Cam Newton is reportedly returning to New England on a one-year $14 million deal, per Adam Schefter. The move gives Bill Belichick a starting quarterback option as the team prepares to navigate free agency and the upcoming NFL Draft.
We shouldn’t necessarily assume that Newton’s return will keep the organization from selecting a quarterback in the draft or bringing one in via free agency. Clearly Newton is an option to start Week 1, so let's break down the fantasy football implications of Superman’s return to New England.
BOUNCEBACK FOR CAM?
Signing Newton last year looked like a stroke of genius after the former MVP threw for nearly 400 yards against the Seattle Seahawks in Week 2. Newton's team-friendly deal appeared to be yet another example of the Patriots outsmarting the NFL's other 31 teams.
During the first three weeks of the season, Newton averaged nearly 24 points per game (seventh). He then missed time due to COVID-19 and seemingly never returned to form.
Newton's overall play fell off dramatically as the season progressed. From Week 1-9, he earned a 76.5 PFF grade (11th) with 7.4 yards per attempt. Those numbers fell to 55.8 and 7.0 from Week 10 on.
Per PFF’s QB Annual, Newton finished as the worst-ranked quarterback in accuracy-plus percentage, a metric that considers ball placement relative to a receiver's position (in front of the receiver, behind the receiver, etc.).
Newton finished the season as the QB26 in fantasy points per game (15.7), tied with Matthew Stafford.
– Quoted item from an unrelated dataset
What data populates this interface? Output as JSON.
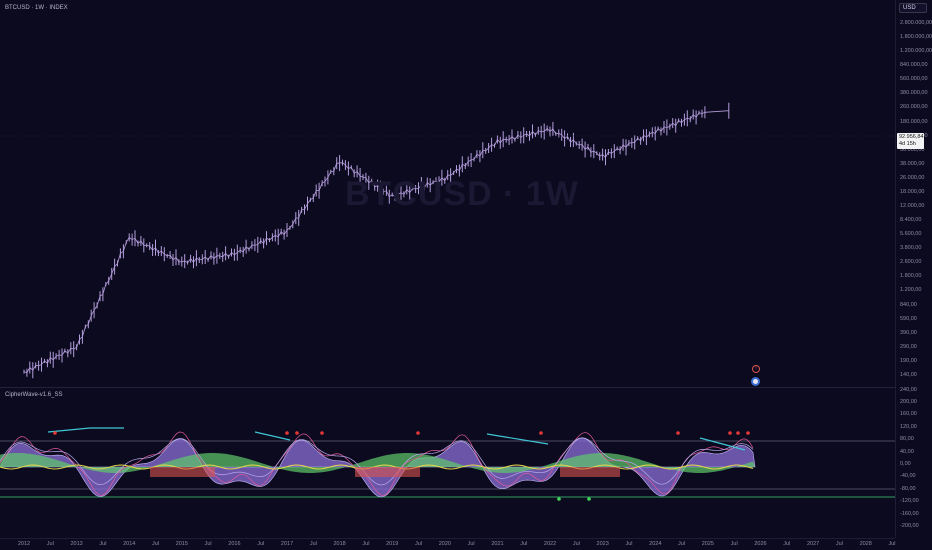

The fantasy production was certainly disappointing, but his expected fantasy points per game tell a different story.
Newton finished as the QB17 in expected fantasy points per game (18.1), which is much more predictive of what we can expect in the future. His role as the team’s goal-line back was unparalleled.
Newton led all QBs in rushing TDs (12) and carries inside the 5-yard line (22). His total number of carries inside the 5 was twice as many as the next-closest QB (Josh Allen, 11) and tied Kenyan Drake for third-most among all players.
That rushing upside combined with the likelihood that the Patriots upgrade their offensive supporting cast makes Newton the quintessential late-round QB to target in fantasy drafts. New England has the fourth-most available cap space to utilize in free agency and is armed with the 15th overall pick.
The Patriots had by far the worst receiving corps in the league last year. It's one reason why Newton's throwing and accuracy numbers were so bad.
I think Newton can still be a fantasy force in Year 2 of the system with upgraded offensive playmakers. Give Cam playmakers and he'll give you a top-12 fantasy season.
Newton is currently being drafted as the QB32 on Underdog Best Ball Drafts. That’s what I call a value.
OTHER OFFENSIVE PIECES
Even with Newton regaining fantasy relevance, I'm not convinced the success will trickle down to other Pats skill players.
The Patriots run the ball too much for any receiver to have consistent value. New England attempted 200 fewer passes in 2020 than in 2019 — by far the biggest drop-off in the league.
So even though Jakobi Meyers finished the year 12th in average yards per route run (2.24), his volume on a weekly basis is going to be all over the place. I can’t imagine him being anything more than a WR3, especially considering the likely added competition for targets.
Damien Harris isn’t much of a winner with this news, either, even though Newton’s threat as a runner will help Harris maintain his above-average efficiency from last season. Harris was one of the lone bright spots for the Patriots in 2021, finishing the season as PFF’s third-highest-graded running back (86.9).
The major downside with Harris is that he isn’t likely to see many opportunities to scored TDs. He'll have to hope for an expanded role in the passing game to be fantasy relevant in 2021. James White is a free agent, so there should be some opportunity there. Still, even with White gone, it’s hard to rely on Harris as a stable pass-catcher with a mobile QB under center.